Father Goriot by Honoré·de Balzac

Père Goriot by Honoré de Balzac

“Father Goriot” focuses on exposing and criticizing the naked money relationship between people in the capitalist world. The novel is set in Paris between the end of 1819 and the beginning of 1820. It mainly tells two parallel and overlapping stories. Retired flour-maker Goriot was neglected by his two daughters and died miserably in the attic of an apartment. The young Rastignac changed constantly under the corrosion of Paris society, but he still maintained justice and morality.

It’s also interspersed with stories about Madame de Beauséant and Madame Vauquer. Through the alternating main stages of shabby apartments and luxurious aristocratic salons, the writer paints a picture of the materialistic and extremely ugly society of Paris. It reveals the moral decay of the bourgeoisie under the control of the power of money and the ruthlessness between people, and reveals the inevitable destruction of the aristocracy under the attack of the bourgeoisie, which truly reflects the characteristics of the Bourbon Restoration period.

In “Father Goriot”, Balzac successfully depicts the complex relationship between class and class consciousness through the fate of Eugène de Rastignac and Goriot. This complex relationship has a historical basis. As two different classes, the aristocracy and the bourgeoisie have different economic bases, lifestyles and values, and occupy a dominant position in different historical periods. In France, in this sense, both the rise of Eugène de Rastignac and the fall of Goriot are the inevitable products of certain historical situations. The context set in the novel is 1819.
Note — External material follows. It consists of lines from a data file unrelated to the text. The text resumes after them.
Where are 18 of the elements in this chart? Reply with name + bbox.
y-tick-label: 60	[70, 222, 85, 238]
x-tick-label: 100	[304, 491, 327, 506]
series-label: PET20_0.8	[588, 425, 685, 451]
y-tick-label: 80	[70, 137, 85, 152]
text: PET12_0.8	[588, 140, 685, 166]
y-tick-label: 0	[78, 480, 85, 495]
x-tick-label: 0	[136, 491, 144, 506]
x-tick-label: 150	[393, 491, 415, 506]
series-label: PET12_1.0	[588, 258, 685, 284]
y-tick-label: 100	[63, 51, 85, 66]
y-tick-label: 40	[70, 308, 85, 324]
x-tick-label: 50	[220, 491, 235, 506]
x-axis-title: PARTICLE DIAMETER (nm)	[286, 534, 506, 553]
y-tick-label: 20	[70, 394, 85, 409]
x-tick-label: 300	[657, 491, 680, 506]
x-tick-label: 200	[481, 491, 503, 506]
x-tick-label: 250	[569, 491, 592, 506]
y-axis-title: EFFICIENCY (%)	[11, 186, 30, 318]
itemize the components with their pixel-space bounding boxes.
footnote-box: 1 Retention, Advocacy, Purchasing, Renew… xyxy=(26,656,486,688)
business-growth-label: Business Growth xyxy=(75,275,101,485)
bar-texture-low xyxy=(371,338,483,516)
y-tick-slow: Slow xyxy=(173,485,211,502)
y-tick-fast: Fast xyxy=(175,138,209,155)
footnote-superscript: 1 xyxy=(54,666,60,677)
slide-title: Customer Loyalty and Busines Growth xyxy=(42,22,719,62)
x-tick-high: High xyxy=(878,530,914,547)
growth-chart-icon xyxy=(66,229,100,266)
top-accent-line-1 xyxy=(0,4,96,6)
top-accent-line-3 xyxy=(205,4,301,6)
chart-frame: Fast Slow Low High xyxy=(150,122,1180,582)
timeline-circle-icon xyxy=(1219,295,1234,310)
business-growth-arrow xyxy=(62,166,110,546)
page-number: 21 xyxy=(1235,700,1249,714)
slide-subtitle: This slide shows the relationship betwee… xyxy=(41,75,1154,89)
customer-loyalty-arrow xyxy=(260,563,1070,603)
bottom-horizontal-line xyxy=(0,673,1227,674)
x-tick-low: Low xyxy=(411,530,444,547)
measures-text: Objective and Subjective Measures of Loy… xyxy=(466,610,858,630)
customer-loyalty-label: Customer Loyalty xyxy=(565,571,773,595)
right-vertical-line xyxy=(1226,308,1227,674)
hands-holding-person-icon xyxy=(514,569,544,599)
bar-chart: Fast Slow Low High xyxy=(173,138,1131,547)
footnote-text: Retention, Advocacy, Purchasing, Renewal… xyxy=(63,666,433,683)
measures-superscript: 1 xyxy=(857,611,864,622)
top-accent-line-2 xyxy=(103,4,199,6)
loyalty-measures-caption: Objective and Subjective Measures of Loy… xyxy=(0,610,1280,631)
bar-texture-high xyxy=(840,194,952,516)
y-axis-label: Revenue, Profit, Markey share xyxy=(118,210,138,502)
Although it was the restoration period of Bourbon, the regression was only partial, and the overall trend of historical development could not be reversed. The capitalist mode of production became increasingly stable, and the bourgeois consciousness inevitably became increasingly dominant. The gradual dominance of bourgeois consciousness not only means that the aristocracy is defeated on the whole, but also means that some individual aristocrats are incorporated by the bourgeoisie, such as Eugène de Rastignac.

This shows that the rule of the aristocracy was not only defeated from the outside, but ultimately collapsed from the inside as well. At the same time, the process eliminated members of the bourgeoisie who were not pure, such as Goriot. The bourgeoisie was consolidated from within. This shows the complexity of the historical process in which the bourgeoisie replaced the aristocracy. The struggle between the two took place not only externally, but also internally, not only in the form of revolution, but also in the form of ideological struggle.

Madame de Beauséant and Vautrin are the smartest people in the world. They had insight into a society that was respectable on the outside but dirty underneath. They were Eugène de Rastignac’s worthy mentors, and without them the young peasant would not have awakened so quickly. However, in addition to the words of these two teachers, it was also due to the example of Goriot that finally enlightened Eugène de Rastignac. We do not say this to regard Goriot as a bad man, or to say that he had done something unseemly.

Goriot died alone after his two daughters had bled him clean of his poor savings, and Eugène de Rastignac was a witness to the whole course of this tragic event. It was from here that Eugène de Rastignac saw through the world’s sordid society and was no longer under any illusion about the so-called justice, affection, friendship and so on between people. Therefore, he was determined to enter the upper class arena as a challenger. Sure enough, after some struggles, when the reader sees the young man again in one of Balzac’s other works, he has already mixed up a personal image.